Higher-brow critics may beg to differ, but if any play deserves to be called a classic American comedy, it's "The Odd Couple." Neil Simon's study of the epic battle between Oscar Madison, slob, and Felix Ungar, fussbudget, is almost 50 years old now, and has been in the public consciousness rather consistently since its Broadway debut in 1965.
My guess is that many people know these characters from the movie version with Walter Matthau and Jack Lemmon, or the 1970's TV show with Jack Klugman and Tony Randall. The play that started it all doesn't seem to be done all that much anymore, but Geva Theatre is bringing it back in a first-class revival, with smooth direction, a perfect set, and a dandy cast that peaks at the top with two noted Broadway actors: Michael McGrath as Oscar, and Noah Racey as Felix.
As the saying goes, this play needs no introduction, but just in case you have spent the last half-century on another planet: Oscar, a sportswriter, is recently divorced; his best friend Felix has just separated from his wife and comes to Oscar in distress. Oscar invites Felix to move in with him until he gets his life sorted out. Oscar is an easygoing slob and Felix a neurotic clean freak, and the domestic fireworks begin.
Throw in four kibitzing poker-playing friends, a couple of frisky English birds (the Pigeon sisters, in fact) from an upstairs apartment, many jokes, and a bit of sentiment, and you have a play that still works like a charm. Many of the jokes have gotten a bit cozy and predictable over the years, the giggly attitude to sex is strictly 1960's mainstream, and the ending is a bit pat, but "The Odd Couple" still plays like gangbusters, especially when it is directed and performed this well.
There is no point in doing "The Odd Couple" without a good Oscar and Felix, and McGrath and Racey are terrific -- separately and together. Both men are probably best-known for their work in musicals. McGrath was in the original "Spamalot" and recently won a Tony for "Nice Work If You Can Get It"; Racey has been in numerous hit shows and is also a writer, director, and choreographer. They nail all of Simon's wisecracks, have a great knack for physical comedy, and add interesting nuances to these well-worn characters and situations.

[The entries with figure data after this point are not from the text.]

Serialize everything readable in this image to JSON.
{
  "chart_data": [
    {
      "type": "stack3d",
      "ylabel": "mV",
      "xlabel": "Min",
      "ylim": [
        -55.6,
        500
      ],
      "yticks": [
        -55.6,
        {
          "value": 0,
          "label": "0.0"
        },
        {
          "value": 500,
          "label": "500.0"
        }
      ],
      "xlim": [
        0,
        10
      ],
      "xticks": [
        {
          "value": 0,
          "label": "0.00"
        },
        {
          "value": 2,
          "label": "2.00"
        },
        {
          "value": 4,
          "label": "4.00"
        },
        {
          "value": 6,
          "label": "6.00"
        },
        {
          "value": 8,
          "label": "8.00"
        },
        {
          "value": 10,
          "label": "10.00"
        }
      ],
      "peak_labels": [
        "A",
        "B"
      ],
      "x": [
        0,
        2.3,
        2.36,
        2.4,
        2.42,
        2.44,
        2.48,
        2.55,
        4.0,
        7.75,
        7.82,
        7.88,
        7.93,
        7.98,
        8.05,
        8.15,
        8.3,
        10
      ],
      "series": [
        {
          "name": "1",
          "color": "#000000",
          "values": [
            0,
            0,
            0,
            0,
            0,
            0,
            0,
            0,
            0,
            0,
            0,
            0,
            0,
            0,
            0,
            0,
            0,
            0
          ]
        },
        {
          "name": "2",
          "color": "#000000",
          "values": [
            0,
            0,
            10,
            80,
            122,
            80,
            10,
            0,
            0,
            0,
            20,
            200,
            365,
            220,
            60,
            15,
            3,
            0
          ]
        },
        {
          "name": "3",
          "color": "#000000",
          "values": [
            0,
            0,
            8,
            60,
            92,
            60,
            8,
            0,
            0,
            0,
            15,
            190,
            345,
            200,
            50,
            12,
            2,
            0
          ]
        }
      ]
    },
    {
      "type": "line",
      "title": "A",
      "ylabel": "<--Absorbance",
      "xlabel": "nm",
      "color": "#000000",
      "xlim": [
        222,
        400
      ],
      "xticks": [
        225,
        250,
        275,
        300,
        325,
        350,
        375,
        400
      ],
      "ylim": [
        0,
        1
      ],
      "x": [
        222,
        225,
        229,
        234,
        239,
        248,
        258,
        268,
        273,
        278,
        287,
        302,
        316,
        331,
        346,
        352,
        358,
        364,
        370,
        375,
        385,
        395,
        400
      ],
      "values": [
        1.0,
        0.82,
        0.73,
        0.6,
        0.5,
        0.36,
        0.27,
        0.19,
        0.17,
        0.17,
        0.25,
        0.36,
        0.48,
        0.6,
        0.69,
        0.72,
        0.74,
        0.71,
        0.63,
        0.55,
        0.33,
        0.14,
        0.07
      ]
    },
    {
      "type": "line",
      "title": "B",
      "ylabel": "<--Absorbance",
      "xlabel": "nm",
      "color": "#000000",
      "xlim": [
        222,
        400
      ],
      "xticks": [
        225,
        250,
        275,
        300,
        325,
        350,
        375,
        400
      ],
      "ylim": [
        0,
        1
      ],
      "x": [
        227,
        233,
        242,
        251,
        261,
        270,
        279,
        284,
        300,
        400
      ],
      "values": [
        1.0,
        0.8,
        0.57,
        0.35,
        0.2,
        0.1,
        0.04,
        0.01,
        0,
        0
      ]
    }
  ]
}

Racey's comic timing can be delightfully quirky, and McGrath's is simply perfect, but both are not afraid to suggest a little seriousness in their characters -- very much to the point in a play by Neil Simon, whose characters (to paraphrase one of Oscar's remarks) make the same sounds for pleasure as they do for pain. Felix is definitely in great emotional distress when he enters, which Racey plays convincingly; the other characters' reactions to him are funny, but he's dead serious (for a while, at least). And McGrath, for all his skill delivering the jokes, has a rather serious mien that subtly suggests a man who, despite an easygoing approach to life, has also had the emotional stuffing knocked out of him.
Director John Miller-Stephany hasn't turned Neil Simon into Beckett or Albee. "The Odd Couple" is still a laugh riot -- even the set changes are amusing. But with the play's basic situation respected, it is a laugh riot with just the right touch of substance.
Felix and Oscar's poker buddies have brief but juicy roles, and Brian D. Coats as Speed, Patrick Noonan as Murray, Robert Rutland as Roy, and Drew Hirshfield as Vinnie all score. And as Gwendolyn and Cicely, the Pigeon sisters, Jennifer Cody and Erin Lindsey Krom are hilariously ditzy (and nothing like their namesakes in "The Importance of Being Earnest").
The highbrow critics mentioned above may sniff at "The Odd Couple," and Simon's work in general seems to be regarded as the theatrical equivalent of TV situation comedies. But when the situations are still engaging and the comedy still plays, what's wrong with that? "The Odd Couple" has aged well, and if you don't mind my saying so, stands up at least as well as, say, the best plays of Kaufman and Hart. Geva's opening-night audience laughed before the first line was spoken, and seldom let up after that.